Jamais poderia ter tido o desplante de iludir os judiciosos protetores, que arquitetaram a minha jornada com inteira e total aquiescência e conhecimento de minha parte. Eu bem afirmei que a legião infernal que se armou para a minha queda foi culpada de meu insucesso, mas sei, arguto que sou, que foi o meu orgulho, o meu rompante egoísmo, a minha vaidade sufocada e finalmente liberta que me incentivaram para o desastre. Vejo agora, após longa meditação nos parcos momentos de sossego que usufruía entre uma perseguição e outra, que poderia ter conjugado os anseios de conhecimentos científicos com o correto procedimento diante da doutrina evangélica, bastando, para isso, ver que Deus está por detrás de tudo o que ocorre no Universo, não havendo conflito entre religião e ciência que não possa ser contornado.

Reconheço-me, portanto, culpado e peço ao escrevente que dê ao texto o título de “Ensaios infaustos”, para induzir desde logo o leitor a compreender que a vida não pode desperdiçar-se com vanglórias e com aspirações de grandezas materiais. O homem que abandona a família no intuito de inscrever o nome na história da humanidade, apaga-o definitivamente dos corações dos entes a quem deveria mais dedicar a atenção.

Peço perdoarem-me o sermão, hábito não estranho à minha personalidade, o qual conservo como relíquia, para que possa, um dia, colocá-lo a serviço do bem e da minha redenção.

Quero, sobremodo, agradecer os serviços desta equipe tão bem preparada para o socorrismo fraterno e desejar a todos, respeitosamente, que lhes descaiam do céu as bênçãos de Deus, que os protejam de almejarem glorificação na carne. Ao amigo leitor, o sagrado aviso de contenção e de respeito ao Senhor, em todas as horas do dia. Ao escrevente, o abraço agradecido pela tradução para o idioma espiritista que desconhecia e a que jamais me dignei atentar, pois, ao admitir o primado das ciências, rejeitei, “in limine”, toda atitude espiritualista.

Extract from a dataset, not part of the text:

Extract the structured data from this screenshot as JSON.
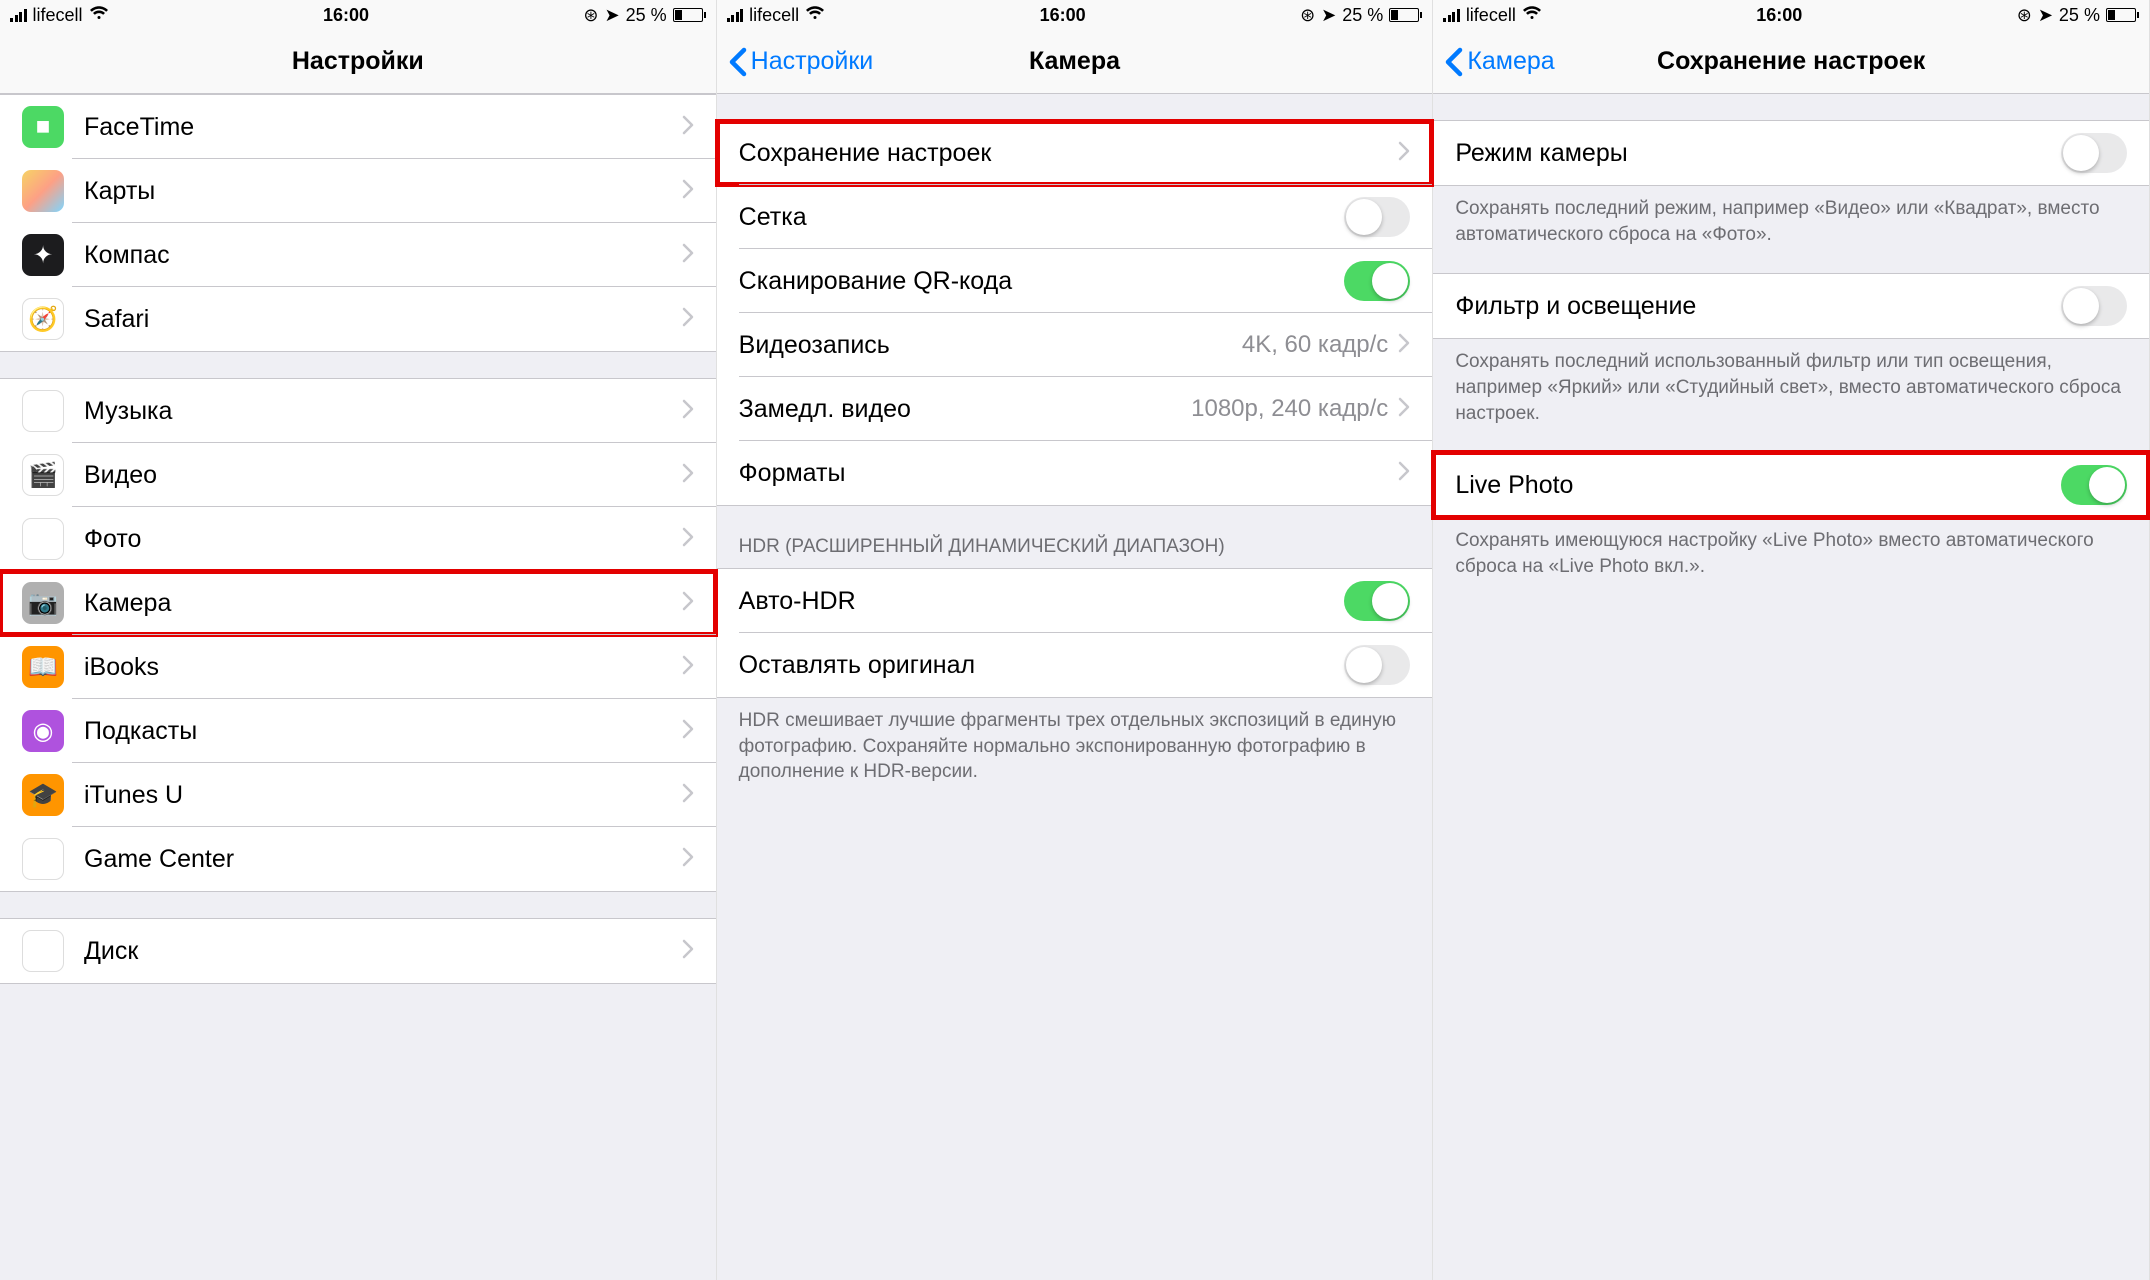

Como último pensamento, devo advertir que todo materialismo que afasta a possibilidade da vida após a morte, além de estúpido e enganador, é o que mais tem contribuído para encher os labirintos do báratro infernal. Gostaria de acrescentar que tais materialistas se encontram entre os cientistas mais aferrados e honestos no trabalho e nas convicções e, por incrível que pareça, vicejam entre os crentes das mais diversas religiões, homens e mulheres ávidos pelos haveres materiais, que se utilizam da religião para se manterem incólumes às promessas do Cristo, as quais se nutrem de muito trabalho e desprendimento. Enfim, não sou o pregador ideal, réu confesso do crime de usurpação das esperanças. Deus se apiade de minha alma!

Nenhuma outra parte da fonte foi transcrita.